Enforcement, entry into force, and amendment

  • Enforcement. Graduated responses to violations — from findings of non-compliance, to loss of access to shared benefits and compute, to referral to the Security Council for serious breaches — recognising that verification generates evidence but consequences require political backing.
  • Entry into force. A requirement that the states hosting the leading labs and chip production ratify before the treaty binds, so it governs the actors that matter, while avoiding a design where any single one can veto its existence indefinitely.
  • Amendment and adjustment. A fast-track mechanism to tighten thresholds and technical annexes by qualified majority, so the treaty can evolve with the technology rather than freezing at its moment of signing.

The barrier to an AI treaty is not that we lack the legal tools. Every provision it would need already exists in some treaty. The barrier is political will — which is precisely the thing a clear draft can help build.

Naoto Nakada, Founder · Nakada Foundation to Save Humanity

Why sketching it matters

Laying out the provisions this concretely does two things. It demystifies the treaty — showing that it is an assembly of well-understood parts, each with a precedent, not a leap into the unknown. And it clarifies where the genuine difficulty lies: not in the legal architecture, which is tractable, but in the political choices about thresholds, verification intrusiveness, and the great-power bargain that would make the whole thing bind. A draft does not create the will to sign. But it turns 'we need a treaty' into 'here is the treaty, and here is exactly what we would have to agree' — which is where serious diplomacy has to start.

Common questions.

What would an AI safety treaty actually contain?

The same anatomy as any major treaty: a preamble stating its object, scope and threshold definitions for covered systems, core obligations (chiefly a prohibition on crossing a danger threshold until safety conditions are met, plus declaration and evaluation duties), a verification regime, an administering institution, and provisions on enforcement, entry into force, and amendment. Every one of these elements has a precedent in an existing treaty.

How would a treaty define which AI systems it covers?

Through measurable proxies rather than a single natural line, since AI capability is a continuous spectrum. The workable approach combines a training-compute threshold with capability-based criteria for systems showing specified dangerous abilities, and — critically — delegates the exact numbers to a technical body empowered to revise them, because any fixed figure written into the treaty text would quickly become obsolete.

How would an AI treaty be verified?

By combining approaches proven in nuclear and chemical-weapons regimes: monitoring of declared large compute facilities, tracking of advanced chips through the supply chain, audit rights over training and evaluation records, on-site inspection with defined access, and hardware-based assurances built into chips to make covert large-scale training detectable. The aim is to verify what matters without forcing disclosure of every commercial or security secret.
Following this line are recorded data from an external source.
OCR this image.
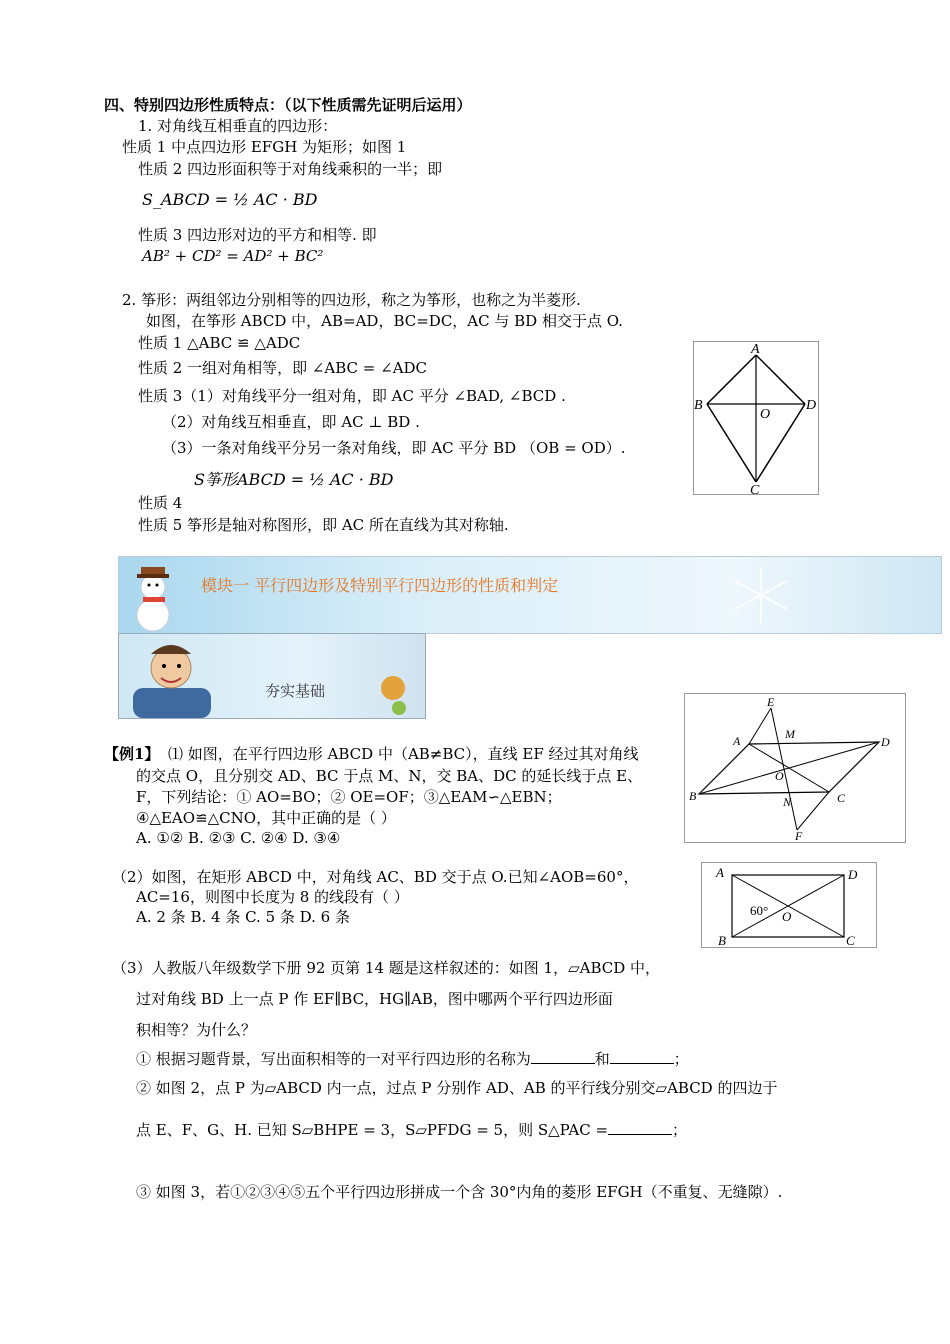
四、特别四边形性质特点：（以下性质需先证明后运用）
1. 对角线互相垂直的四边形：
性质 1 中点四边形 EFGH 为矩形；如图 1
性质 2 四边形面积等于对角线乘积的一半；即
S_ABCD = ½ AC · BD
性质 3 四边形对边的平方和相等. 即
AB² + CD² = AD² + BC²
2. 筝形：两组邻边分别相等的四边形，称之为筝形，也称之为半菱形.
如图，在筝形 ABCD 中，AB=AD，BC=DC，AC 与 BD 相交于点 O.
性质 1 △ABC ≌ △ADC
性质 2 一组对角相等，即 ∠ABC = ∠ADC
性质 3（1）对角线平分一组对角，即 AC 平分 ∠BAD, ∠BCD .
（2）对角线互相垂直，即 AC ⊥ BD .
（3）一条对角线平分另一条对角线，即 AC 平分 BD （OB = OD）.
S筝形ABCD = ½ AC · BD
性质 4
性质 5 筝形是轴对称图形，即 AC 所在直线为其对称轴.
A
B
O
D
C
模块一 平行四边形及特别平行四边形的性质和判定
夯实基础
【例1】 ⑴ 如图，在平行四边形 ABCD 中（AB≠BC），直线 EF 经过其对角线
的交点 O，且分别交 AD、BC 于点 M、N，交 BA、DC 的延长线于点 E、
F，下列结论：① AO=BO；② OE=OF；③△EAM∽△EBN；
④△EAO≌△CNO，其中正确的是（ ）
A. ①② B. ②③ C. ②④ D. ③④
E
A	M
D
O
B	N	C
F
（2）如图，在矩形 ABCD 中，对角线 AC、BD 交于点 O.已知∠AOB=60°，
AC=16，则图中长度为 8 的线段有（ ）
A. 2 条 B. 4 条 C. 5 条 D. 6 条
A	D
60° O
B	C
（3）人教版八年级数学下册 92 页第 14 题是这样叙述的：如图 1，▱ABCD 中，
过对角线 BD 上一点 P 作 EF∥BC，HG∥AB，图中哪两个平行四边形面
积相等？为什么？
① 根据习题背景，写出面积相等的一对平行四边形的名称为	和	；
② 如图 2，点 P 为▱ABCD 内一点，过点 P 分别作 AD、AB 的平行线分别交▱ABCD 的四边于
点 E、F、G、H. 已知 S▱BHPE = 3，S▱PFDG = 5，则 S△PAC =	；
③ 如图 3，若①②③④⑤五个平行四边形拼成一个含 30°内角的菱形 EFGH（不重复、无缝隙）.
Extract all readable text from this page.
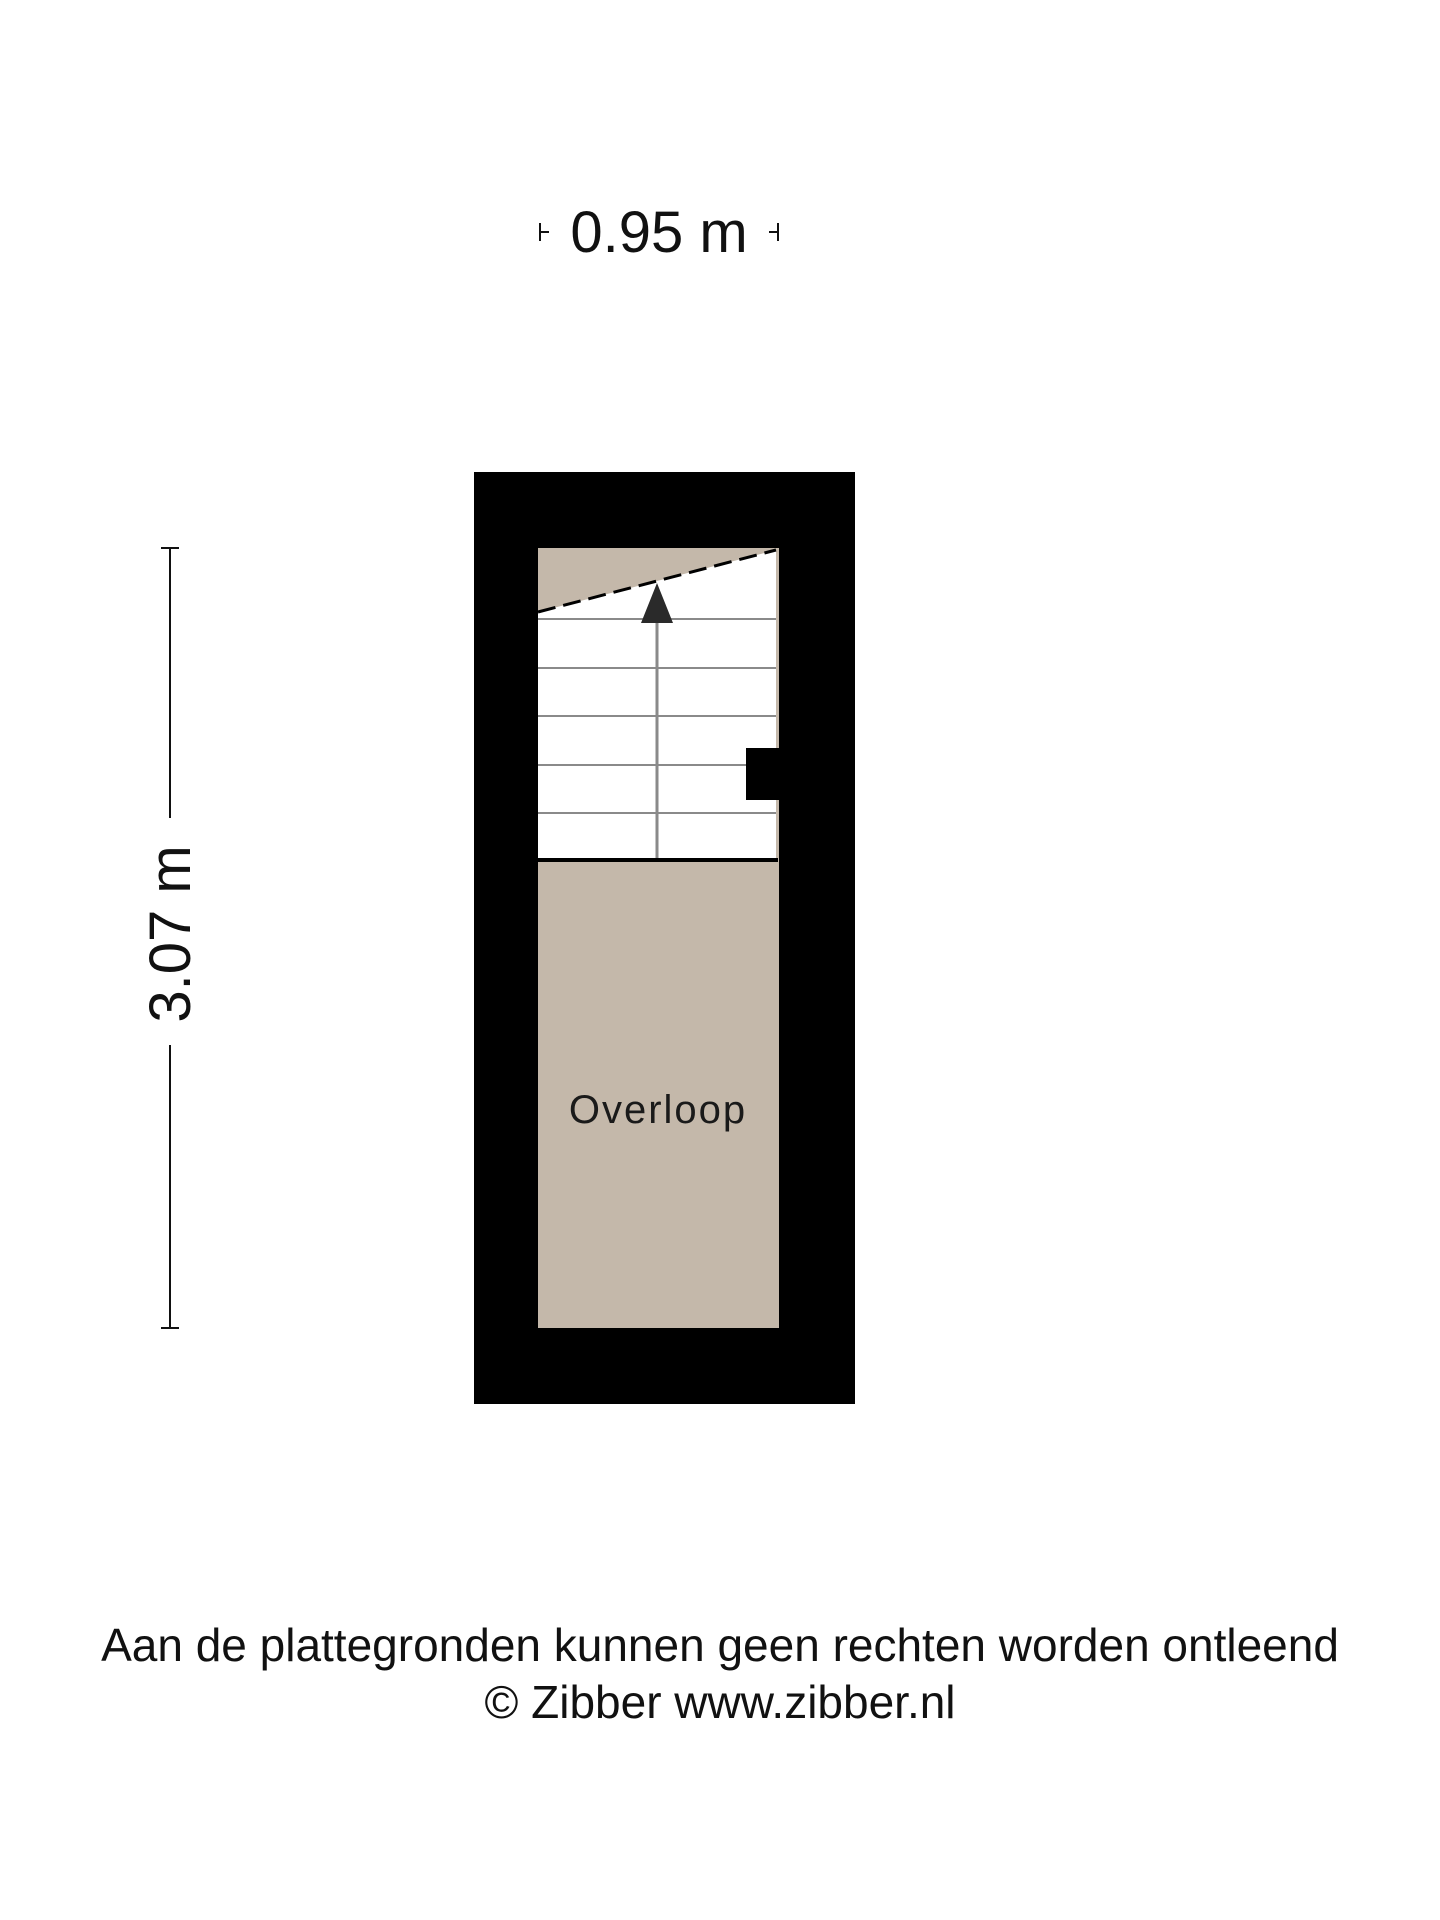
0.95 m
3.07 m
Overloop
Aan de plattegronden kunnen geen rechten worden ontleend
© Zibber www.zibber.nl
Is a superintelligence treaty legally realistic?

The legal architecture is realistic — every provision it needs already exists in some treaty, so the instrument is an assembly of well-understood parts rather than a leap into the unknown. The genuine difficulty is political: agreeing on thresholds, on how intrusive verification may be, and on the great-power bargain that would make it bind. A concrete draft does not create political will, but it turns a vague call into specific, negotiable choices.